LAS VEGAS (KTNV) — A lawsuit filed this week accuses several Las Vegas Strip properties of artificially inflating hotel prices since January 2019.
The lawsuit — filed by Hagens Bergman — alleges that a revenue management platform known as Rainmaker has been using "real-time pricing and supply information" to help hotel operators maximize profits in violation of antitrust laws.
According to the lawsuit, "over 90%" of properties use the program. Caesars Entertainment, MGM, Treasure Island, Wynn, Rainmaker, and Cendyn are named defendants in the alleged scheme.
“Our antitrust attorneys have uncovered what appears to be an unlawful agreement in which Rainmaker collects and shares data between Vegas hotel competitors to unlawfully raise prices of hotel rooms,” said Steve Berman, managing partner of Hagens Berman and attorney seeking to represent consumers in the case. “What happens in Vegas will no longer stay in Vegas. We intend to expose the under-the-table deals perpetrated by these Vegas hotels, and we intend to hold them accountable.”

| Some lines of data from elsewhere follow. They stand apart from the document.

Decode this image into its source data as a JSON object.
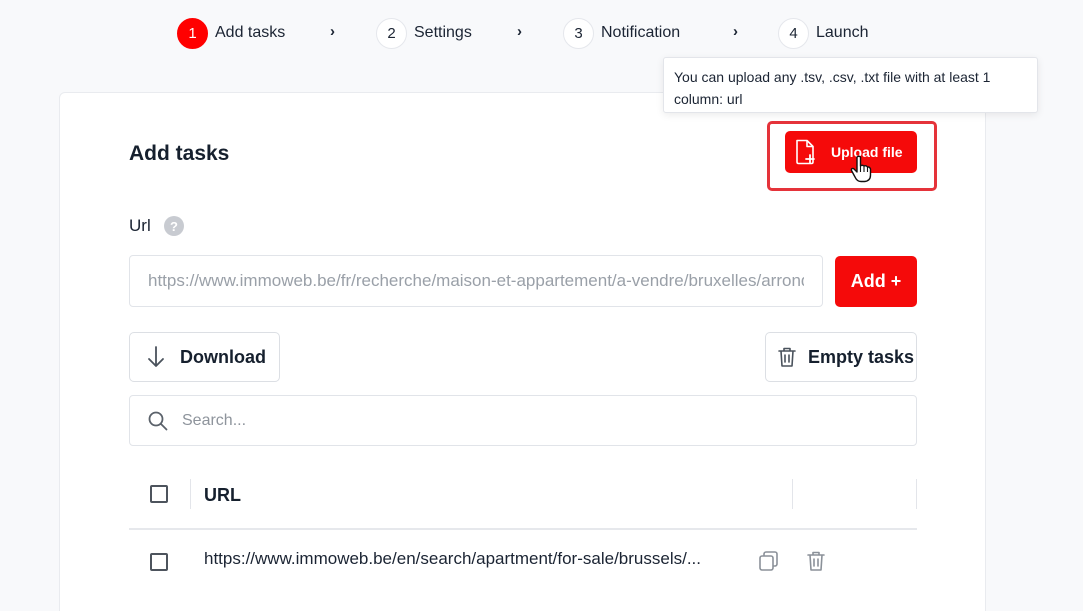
{
  "stepper": {
    "steps": [
      {
        "num": "1",
        "label": "Add tasks",
        "active": true
      },
      {
        "num": "2",
        "label": "Settings",
        "active": false
      },
      {
        "num": "3",
        "label": "Notification",
        "active": false
      },
      {
        "num": "4",
        "label": "Launch",
        "active": false
      }
    ],
    "separator": "›"
  },
  "tooltip": {
    "text": "You can upload any .tsv, .csv, .txt file with at least 1 column: url"
  },
  "card": {
    "title": "Add tasks",
    "upload_label": "Upload file",
    "url_label": "Url",
    "help_glyph": "?",
    "url_input_placeholder": "https://www.immoweb.be/fr/recherche/maison-et-appartement/a-vendre/bruxelles/arrondissement",
    "add_label": "Add +",
    "download_label": "Download",
    "empty_label": "Empty tasks",
    "search_placeholder": "Search..."
  },
  "table": {
    "columns": [
      "URL"
    ],
    "rows": [
      {
        "url": "https://www.immoweb.be/en/search/apartment/for-sale/brussels/..."
      }
    ]
  },
  "colors": {
    "accent": "#f50a0a",
    "highlight_border": "#e5333a",
    "text": "#1b2433",
    "background": "#f8f9fb"
  },
  "icons": {
    "upload": "file-plus-icon",
    "download": "arrow-down-icon",
    "empty": "trash-icon",
    "search": "search-icon",
    "copy": "copy-icon",
    "delete": "trash-icon",
    "help": "question-icon",
    "cursor": "hand-pointer-icon"
  }
}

A spokesperson for MGM Resorts International called the claims against the company "factually inaccurate" and "meritless."
"The claims against MGM Resorts are factually inaccurate, and we intend to defend ourselves vigorously against these meritless claims," the company stated.
The lawsuit claims Rainmaker advertises "15% revenue growth" as well as testimonials for its parent company, Cendyn, describing "implausible performance" during the COVID-19 pandemic.
In the suit, lawyers quote a Rainmaker vice president of revenue analytics as stating, “the ultimate goal is not chasing after occupancy growth, but instead maximizing profits across all revenue streams.”
A spokesperson for Wynn Resort's declined to comment on the claims outlined in the lawsuit.
Representatives of the additional resorts accused in the lawsuit did not immediately respond to KTNV's request for comment on the allegations.